The 99 Percent Problem: AI on Brownfield Projects

Even the most basic carpenter plans before building. But there's a different kind of carpentry job that is not about building something new. It's about renovating a house someone is already living in.

The plumbing is already there. The walls are already up. The wiring follows whatever code was current when it was installed. The owner is still using the kitchen while you're working on it. Every cut you make has consequences for systems you didn't build and don't fully understand. That's brownfield work, and the principles are different than greenfield in ways that matter.

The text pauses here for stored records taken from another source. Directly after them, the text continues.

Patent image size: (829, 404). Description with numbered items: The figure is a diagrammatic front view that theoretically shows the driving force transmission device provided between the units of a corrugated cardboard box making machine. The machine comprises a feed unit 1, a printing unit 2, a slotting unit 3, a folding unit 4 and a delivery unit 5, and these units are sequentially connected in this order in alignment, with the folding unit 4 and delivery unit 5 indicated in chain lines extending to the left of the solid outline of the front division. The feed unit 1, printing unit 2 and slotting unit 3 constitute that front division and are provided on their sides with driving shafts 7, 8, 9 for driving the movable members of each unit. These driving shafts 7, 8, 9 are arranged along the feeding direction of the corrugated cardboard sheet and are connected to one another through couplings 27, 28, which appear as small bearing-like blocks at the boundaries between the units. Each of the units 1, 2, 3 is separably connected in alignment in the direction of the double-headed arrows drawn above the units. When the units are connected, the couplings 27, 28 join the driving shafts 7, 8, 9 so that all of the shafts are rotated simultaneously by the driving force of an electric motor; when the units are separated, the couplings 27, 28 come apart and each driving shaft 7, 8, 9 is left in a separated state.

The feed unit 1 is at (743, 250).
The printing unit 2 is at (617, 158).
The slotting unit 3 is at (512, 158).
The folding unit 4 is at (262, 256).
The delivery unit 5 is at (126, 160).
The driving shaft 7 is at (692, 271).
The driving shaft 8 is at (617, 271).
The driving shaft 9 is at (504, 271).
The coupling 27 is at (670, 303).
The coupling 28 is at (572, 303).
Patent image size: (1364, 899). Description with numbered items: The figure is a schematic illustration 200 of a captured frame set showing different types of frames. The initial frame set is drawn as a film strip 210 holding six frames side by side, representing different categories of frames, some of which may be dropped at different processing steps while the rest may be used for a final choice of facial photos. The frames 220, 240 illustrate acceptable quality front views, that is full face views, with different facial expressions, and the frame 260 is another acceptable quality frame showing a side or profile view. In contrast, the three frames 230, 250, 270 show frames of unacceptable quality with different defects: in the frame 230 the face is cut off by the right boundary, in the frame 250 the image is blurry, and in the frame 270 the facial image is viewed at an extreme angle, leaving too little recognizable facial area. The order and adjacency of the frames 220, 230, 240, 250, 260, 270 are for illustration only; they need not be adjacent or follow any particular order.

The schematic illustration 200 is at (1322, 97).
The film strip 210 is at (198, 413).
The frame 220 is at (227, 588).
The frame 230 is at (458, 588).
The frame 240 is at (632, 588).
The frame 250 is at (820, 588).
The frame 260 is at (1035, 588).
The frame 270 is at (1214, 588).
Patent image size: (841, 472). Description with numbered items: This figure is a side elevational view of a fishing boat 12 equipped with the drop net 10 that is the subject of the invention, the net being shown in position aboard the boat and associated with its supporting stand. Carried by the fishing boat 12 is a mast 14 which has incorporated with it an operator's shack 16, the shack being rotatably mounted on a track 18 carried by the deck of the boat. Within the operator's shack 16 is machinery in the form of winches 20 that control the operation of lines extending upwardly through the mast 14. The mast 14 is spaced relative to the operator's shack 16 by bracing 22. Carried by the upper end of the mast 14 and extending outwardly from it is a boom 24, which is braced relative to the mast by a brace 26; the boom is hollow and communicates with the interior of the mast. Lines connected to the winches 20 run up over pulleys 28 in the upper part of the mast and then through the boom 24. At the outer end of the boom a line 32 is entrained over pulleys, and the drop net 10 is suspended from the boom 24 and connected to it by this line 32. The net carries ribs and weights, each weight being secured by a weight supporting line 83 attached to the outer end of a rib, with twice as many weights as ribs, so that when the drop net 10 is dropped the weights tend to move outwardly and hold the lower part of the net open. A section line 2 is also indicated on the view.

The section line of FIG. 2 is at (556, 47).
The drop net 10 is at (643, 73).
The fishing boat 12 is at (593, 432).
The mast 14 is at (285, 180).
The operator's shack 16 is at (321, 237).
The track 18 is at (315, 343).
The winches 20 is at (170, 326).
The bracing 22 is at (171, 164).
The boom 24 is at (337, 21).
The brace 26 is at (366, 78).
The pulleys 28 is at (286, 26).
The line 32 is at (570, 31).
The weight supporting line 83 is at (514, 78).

In the second post of this series, I argued that AI compression on greenfield work comes from compressing the spec phase enough that the build runs uninterrupted, the way the hammers-and-nails philosophy always intended. Brownfield is a different case entirely. The build phase doesn't run uninterrupted, because the build phase is happening on a system that's already running. The compression lives somewhere else.

The Setup

A long-running content management system. Plugin-based architecture. Permission system mid-migration from a legacy access model to a new one. Roughly 54 files in active scope. No test suite to speak of. Live production traffic.

This is the canonical brownfield setup. A codebase too large to hold in one head, with a mix of legacy and new patterns.

Here is the part that gets missed by every AI-bullish consultant:

An analysis can be 99 percent accurate about where to make edits, and the edits themselves can be locally correct, and the system can still fail because the codebase carries coupling the analysis cannot fully see.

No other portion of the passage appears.